We think we know ourselves, that we have complete and thorough knowledge of what it is to be us, but, most studies in science and psychology tell us a different story. The biggest enigma of all times is our own undiscovered self, which eludes us perpetually, it dodges us and distracts us from coming close to its true nature. Therefore, the majority of us are mysteries to ourselves. Ironically, we believe we know who we are, but that is mere illusion.
The great philosopher and my personal hero Socrates decried 'KNOW THYSELF' what he meant by it was seeking self-awareness, and understanding our own limited person hood opens vistas beyond our imagination. When we understand that we know 'nothing' especially about our own inner nature, we begin to walk the path of knowing. It may seem rather paradoxical and I believe it is. Our sense of who we are is mostly based on our 'raections' to the external stimuli. We act and react in response to other people and their actions, words, thoughts that are manifested. We listen and say things, we build relationships, we raise and harbour families and friends. Yet, there remains a subterranean plane unreached and hidden from us.

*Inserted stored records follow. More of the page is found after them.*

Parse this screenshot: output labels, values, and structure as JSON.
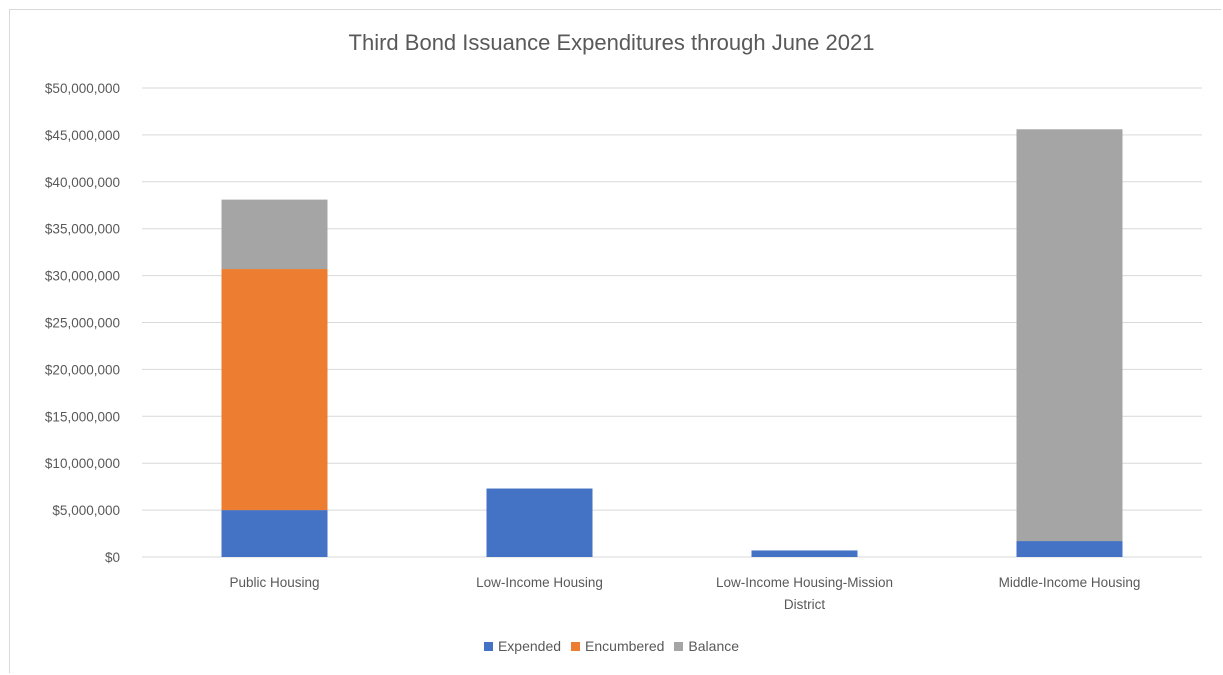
{
  "chart_data": {
    "type": "bar",
    "stacked": true,
    "title": "Third Bond Issuance Expenditures through June 2021",
    "xlabel": "",
    "ylabel": "",
    "ylim": [
      0,
      50000000
    ],
    "y_ticks": [
      "$0",
      "$5,000,000",
      "$10,000,000",
      "$15,000,000",
      "$20,000,000",
      "$25,000,000",
      "$30,000,000",
      "$35,000,000",
      "$40,000,000",
      "$45,000,000",
      "$50,000,000"
    ],
    "categories": [
      [
        "Public Housing"
      ],
      [
        "Low-Income Housing"
      ],
      [
        "Low-Income Housing-Mission",
        "District"
      ],
      [
        "Middle-Income Housing"
      ]
    ],
    "series": [
      {
        "name": "Expended",
        "color": "#4472c4",
        "values": [
          5000000,
          7300000,
          700000,
          1700000
        ]
      },
      {
        "name": "Encumbered",
        "color": "#ed7d31",
        "values": [
          25700000,
          0,
          0,
          0
        ]
      },
      {
        "name": "Balance",
        "color": "#a5a5a5",
        "values": [
          7400000,
          0,
          0,
          43900000
        ]
      }
    ],
    "grid": true,
    "legend_position": "bottom"
  }
}
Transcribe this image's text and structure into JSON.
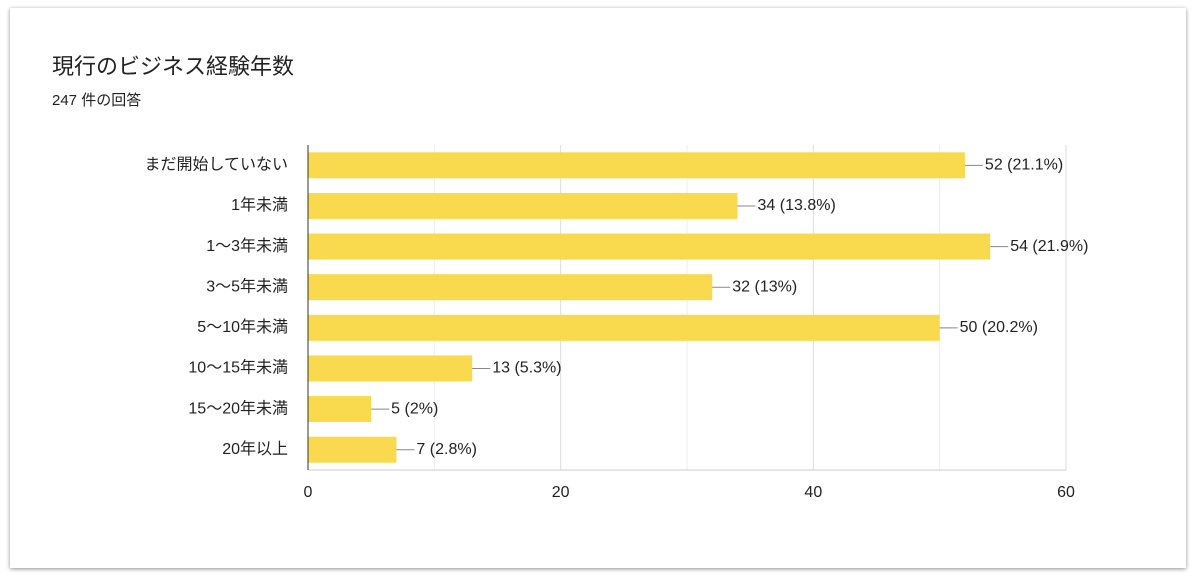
{
  "chart_data": {
    "type": "bar",
    "orientation": "horizontal",
    "title": "現行のビジネス経験年数",
    "subtitle": "247 件の回答",
    "categories": [
      "まだ開始していない",
      "1年未満",
      "1〜3年未満",
      "3〜5年未満",
      "5〜10年未満",
      "10〜15年未満",
      "15〜20年未満",
      "20年以上"
    ],
    "values": [
      52,
      34,
      54,
      32,
      50,
      13,
      5,
      7
    ],
    "value_labels": [
      "52 (21.1%)",
      "34 (13.8%)",
      "54 (21.9%)",
      "32 (13%)",
      "50 (20.2%)",
      "13 (5.3%)",
      "5 (2%)",
      "7 (2.8%)"
    ],
    "color": "#f9da4e",
    "xlim": [
      0,
      60
    ],
    "xticks": [
      0,
      20,
      40,
      60
    ],
    "minor_xticks": [
      10,
      30,
      50
    ],
    "grid": true
  }
}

Just as the earth covers its core, we cover our inner person. Of course, not out of choice, but because of that is how we are built. Freud believed that most of our visible actions, our words, our personalities are based on this subconscious stream of thoughts that we remain oblivious to. He suggested dreams as doorways to this inner caverns of our psyche and considered dream interpretation a viable tool to understand our hidden motives, fears, and desires, so as to get at a better understanding of our emotions, feelings, and intentions.
Being alone by choice is a blessing. Isolation, lack of constant conversation and persistent chatter, silence, peace and quiet create a haven for self-reflection. When we are alone with our thoughts, we are able to see and think them better, our concentration levels increase because there is no distraction, we plunge into the abyss that is us. This does not necessarily mean that all solitude leads to better understanding of self, but a healthy and voluntary time-out from other people, from the routines of life, from noise and sounds all bring us close to a stillness within and without. And it is this stillness that is an arbour of creativity, of intuition and intelligence and at times of genius.
We so mistakenly believe that being busy, running the rat race, multi-tasking, net-working, socializing, being constantly in touch with the outside world through social media makes us successful. We have come to equate Busyness with success and power. We think, albeit wrongly, that a man who has no time is to be honoured and revered. It is in his unavailability we seek his significance. For me, the opposite is true. Even the most busiest of men who are successful and live well, take time out for themselves, to nurture their souls, to reach out and soothe the inner vulnerable person that we all are.
For me being on my own is the best therapy for over thinking, agitated, stressed out mind and body. I love the sound of silence punctuated by my thoughts. The struggle to not think, the myriad images of time gone by, of now, and of time to come flood my senses. I have to be quiet and I have to be alone for long periods of time to regain my balance and find my girth.